Christopher Jarvis was on Metro Times’ cover three years ago. It was for the Blowout, but it was before the scene had really heard of him yet. Now is really the time to start listening. Clairsentient’s charms come from Jarvis maturing into an ever-more capable composer of heavily atmospheric electronica, with his talents for sequencing having caught up to his inspired vision for sound experimentation. Jarvis follows in the footsteps of cerebral-sounding electronika-stars like Four Tet, Boards of Canada, or even Detroit’s own Shigeto. He blends acoustic and synthetic instruments: loops from his laptop lilt over chiming bells, countless drum samples, from bongos to hand-claps, spill varying rhythmic patterns under distorted bass grooves. A key track displaying his heightened songwriting senses would be “Star Tetrahedron,” where latent Radiohead-influences glisten through three varying movements that each build towards a tension of meticulously intertwining instrumental elements, synthesized vibes, organs and whooshing shakers seem to knot-up to a dazzling tightness before pulling back into a blooming refrain.

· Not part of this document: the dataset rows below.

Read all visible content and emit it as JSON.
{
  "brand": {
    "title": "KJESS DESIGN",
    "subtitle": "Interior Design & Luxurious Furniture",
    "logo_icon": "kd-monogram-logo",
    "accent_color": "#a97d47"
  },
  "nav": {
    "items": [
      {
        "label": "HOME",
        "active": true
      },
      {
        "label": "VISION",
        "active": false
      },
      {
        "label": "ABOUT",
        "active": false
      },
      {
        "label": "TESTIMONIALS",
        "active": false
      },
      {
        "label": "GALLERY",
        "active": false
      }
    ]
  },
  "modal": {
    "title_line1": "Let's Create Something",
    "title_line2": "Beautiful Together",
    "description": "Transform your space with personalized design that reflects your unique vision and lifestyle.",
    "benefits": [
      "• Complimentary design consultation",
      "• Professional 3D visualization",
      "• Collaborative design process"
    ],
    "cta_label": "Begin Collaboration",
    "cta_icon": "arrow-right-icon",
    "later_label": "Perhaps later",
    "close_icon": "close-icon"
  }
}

The voice of Jarvis isn’t heard on any track, but it’s not strictly instrumental. Three local rappers and an indie-R&B crooner come in for cameos: Doc Waffles’ unconventional, sometimes ambling cadences fit just barely atop the danceable beats of “Paradox,” spitting eloquently about sushi and kale smoothies, while Doc Illingsworth takes over at the second verse, displaying his knack for tight, swiftly rounding rhymes.

“Dreams Of Falling” takes James Linck’s high, hazy ballad style and spreads it smoothly over the downbeat defying delivery of SelfSays, tumbling raps out almost too fast amid the soaring synth and steadier, more meditative beat, until he brings it down for a steady mantra that fits the subtle enlightenment that Jarvis, himself, found, on this solo outing: “Inside himself / he lost himself / Inside himself he found himself

now try.” Yes, we say “enlightenment,” since, hey, there’s a track called “Bodhisattva” breaking up side one and side two.